Given the following query:
select *
from station_status_history
where station_id = <...>
order by timestamp desc
limit 1;
It will perform rather different for 2 different station_id values:
- station 1: query will be fast. there are roughly 6000k records for this station id. Latest records are no older than a few minutes ago from
now - station 2: query will be very slow. there is only 1 record in the table and it is generally quite old (e.g. even up to one year old)
Here are the to query plans for each station:
The fast one:
Limit (cost=0.56..644.44 rows=1 width=134) (actual time=0.105..0.106 rows=1 loops=1)
Buffers: shared hit=15 read=1 dirtied=1
-> Index Scan Backward using station_status_history_pk on station_status_history (cost=0.56..3726099.44 rows=5787 width=134) (actual time=0.104..0.104 rows=1 loops=1)

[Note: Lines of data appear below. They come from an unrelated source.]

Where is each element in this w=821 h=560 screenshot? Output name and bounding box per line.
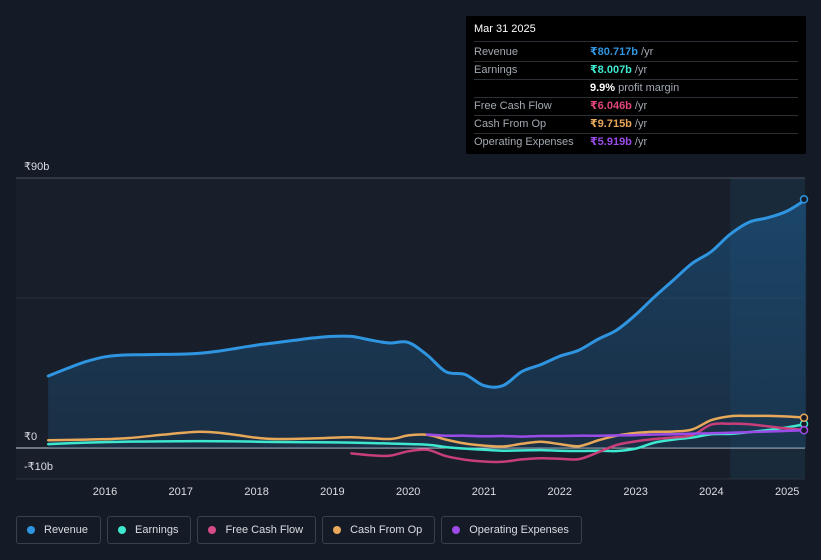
legend-dot-icon (27, 526, 35, 534)
tooltip-label: Operating Expenses (474, 136, 574, 148)
legend-item-cash-from-op[interactable]: Cash From Op (322, 516, 436, 544)
legend-label: Revenue (44, 524, 89, 536)
legend-label: Earnings (135, 524, 179, 536)
legend-dot-icon (452, 526, 461, 534)
tooltip-unit: /yr (634, 136, 648, 148)
tooltip-unit: /yr (641, 46, 654, 58)
legend: Revenue Earnings Free Cash Flow Cash Fro… (16, 516, 582, 544)
tooltip-value: ₹6.046b (590, 100, 632, 112)
legend-item-free-cash-flow[interactable]: Free Cash Flow (197, 516, 317, 544)
tooltip-label (474, 80, 590, 97)
tooltip-label: Revenue (474, 46, 519, 58)
tooltip-row-profit-margin: 9.9% profit margin (474, 80, 798, 98)
tooltip-value: ₹9.715b (590, 118, 632, 130)
revenue-end-marker (799, 195, 809, 204)
y-label-bottom: -₹10b (24, 461, 53, 473)
tooltip-value: ₹80.717b (590, 46, 639, 58)
legend-item-operating-expenses[interactable]: Operating Expenses (441, 516, 582, 544)
revenue-area (48, 199, 807, 448)
legend-item-earnings[interactable]: Earnings (107, 516, 192, 544)
y-label-top: ₹90b (24, 161, 49, 173)
revenue-line (46, 197, 808, 389)
tooltip-row-revenue: Revenue ₹80.717b /yr (474, 44, 798, 62)
legend-label: Cash From Op (350, 524, 423, 536)
x-tick-label: 2020 (396, 486, 420, 498)
tooltip-label: Free Cash Flow (474, 100, 552, 112)
tooltip-label: Earnings (474, 64, 518, 76)
tooltip-row-operating-expenses: Operating Expenses ₹5.919b /yr (474, 134, 798, 151)
tooltip-unit: profit margin (618, 82, 680, 94)
chart: ₹90b ₹0 -₹10b 2016 2017 2018 2019 2020 2021 20… (16, 161, 809, 498)
cash-from-op-line (46, 414, 808, 448)
y-label-zero: ₹0 (24, 431, 37, 443)
legend-dot-icon (333, 526, 342, 534)
x-tick-label: 2016 (93, 486, 117, 498)
tooltip-row-earnings: Earnings ₹8.007b /yr (474, 62, 798, 80)
x-tick-label: 2023 (623, 486, 647, 498)
operating-expenses-end-marker (799, 426, 809, 435)
tooltip-row-free-cash-flow: Free Cash Flow ₹6.046b /yr (474, 98, 798, 116)
cash-from-op-end-marker (799, 413, 809, 422)
x-tick-label: 2021 (472, 486, 496, 498)
legend-dot-icon (118, 526, 127, 534)
x-tick-label: 2024 (699, 486, 723, 498)
tooltip: Mar 31 2025 Revenue ₹80.717b /yr Earning… (466, 16, 806, 154)
x-tick-label: 2019 (320, 486, 344, 498)
tooltip-value: ₹5.919b (590, 136, 632, 148)
x-tick-label: 2022 (548, 486, 572, 498)
legend-dot-icon (208, 526, 217, 534)
tooltip-unit: /yr (634, 118, 648, 130)
legend-item-revenue[interactable]: Revenue (16, 516, 102, 544)
x-tick-label: 2017 (169, 486, 193, 498)
tooltip-rows: Revenue ₹80.717b /yr Earnings ₹8.007b /y… (474, 44, 798, 151)
x-tick-label: 2025 (775, 486, 799, 498)
free-cash-flow-line (350, 422, 808, 464)
x-tick-label: 2018 (244, 486, 268, 498)
tooltip-unit: /yr (634, 100, 648, 112)
tooltip-label: Cash From Op (474, 118, 547, 130)
tooltip-row-cash-from-op: Cash From Op ₹9.715b /yr (474, 116, 798, 134)
tooltip-value: ₹8.007b (590, 64, 632, 76)
tooltip-unit: /yr (634, 64, 648, 76)
legend-label: Free Cash Flow (225, 524, 304, 536)
operating-expenses-line (425, 429, 808, 438)
tooltip-date: Mar 31 2025 (474, 23, 798, 42)
legend-label: Operating Expenses (469, 524, 569, 536)
tooltip-value: 9.9% (590, 82, 616, 94)
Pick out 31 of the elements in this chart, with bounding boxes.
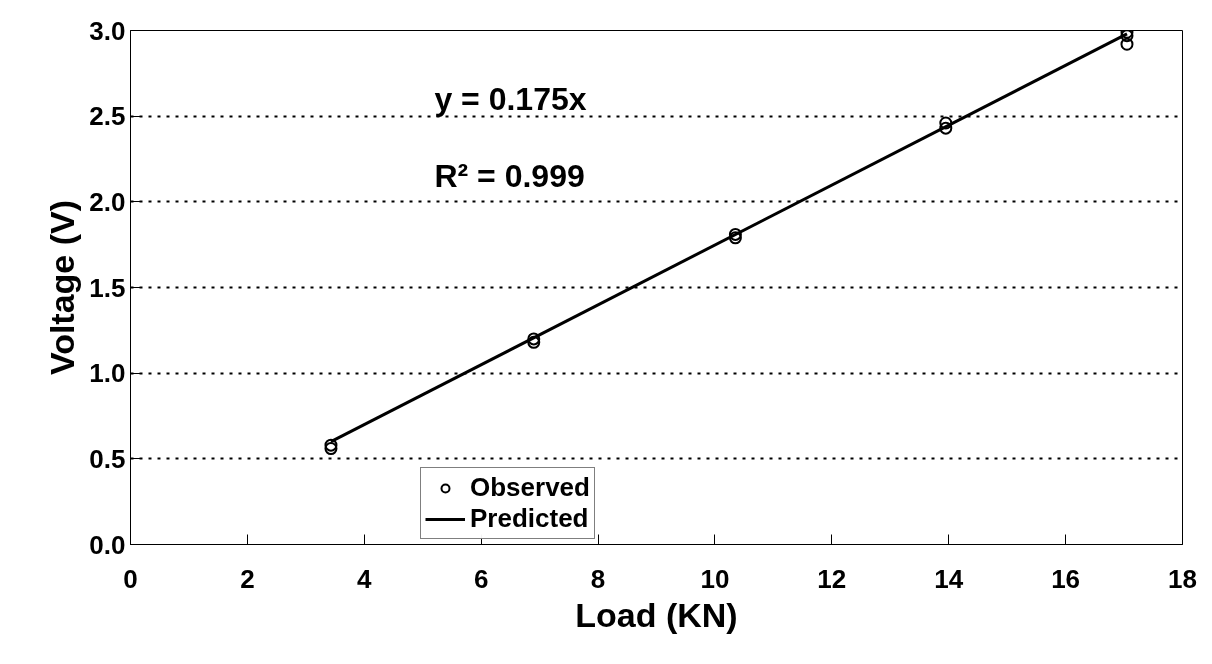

Index Cond: (station_id = 17453)
Buffers: shared hit=15 read=1 dirtied=1 <=========
Total runtime: 0.128 ms
The slow one:
Limit (cost=0.56..644.44 rows=1 width=134) (actual time=5040.417..5040.418 rows=1 loops=1)
Buffers: shared hit=12804 read=730743 written=1060
-> Index Scan Backward using station_status_history_pk on station_status_history (cost=0.56..3726099.44 rows=5787 width=134) (actual time=5040.415..5040.415 rows=1 loops=1)
Index Cond: (station_id = 16799)
Buffers: shared hit=12804 read=730743 written=1060 <=========
Total runtime: 5040.467 ms
My suspicion was the records's age and its relation with the Buffers information but didn't know how to go about it to fix it
PG version:
PostgreSQL 9.3.25 on x86_64-pc-linux-musl, compiled by gcc (Alpine 6.4.0) 6.4.0, 64-bit
Table size and description
- records: 42 million
- total size: 16 GB
# \d+ station_status_history;
Table "public.station_status_history"
Column | Type | Modifiers | Storage | Stats target | Description
---------------------------------+--------------------------+-----------+---------+--------------+-------------
timestamp | timestamp with time zone | not null | plain | |
station_id | integer | not null | plain | |
is_resampled | boolean | not null | plain | |
weight | integer | | plain | |
...
Indexes:
"station_status_history_pk" PRIMARY KEY, btree ("timestamp", station_id, is_resampled)
"ix_station_status_history_id" UNIQUE, btree (id)
Foreign-key constraints:
"station_status_history_station_id_fkey" FOREIGN KEY (station_id) REFERENCES station(id) ON DELETE CASCADE
"station_status_history_user_id_fkey" FOREIGN KEY (user_id) REFERENCES "user"(id)
Referenced by:
TABLE "operation" CONSTRAINT "operation_station_status_history_id_fkey" FOREIGN KEY (station_status_history_id) REFERENCES station_status_history(id)
TABLE "task" CONSTRAINT "task_station_status_history_id_fkey" FOREIGN KEY (station_status_history_id) REFERENCES station_status_history(id)
TABLE "task_update" CONSTRAINT "task_update_station_status_history_id_fkey" FOREIGN KEY (station_status_history_id) REFERENCES station_status_history(id)
Has OIDs: no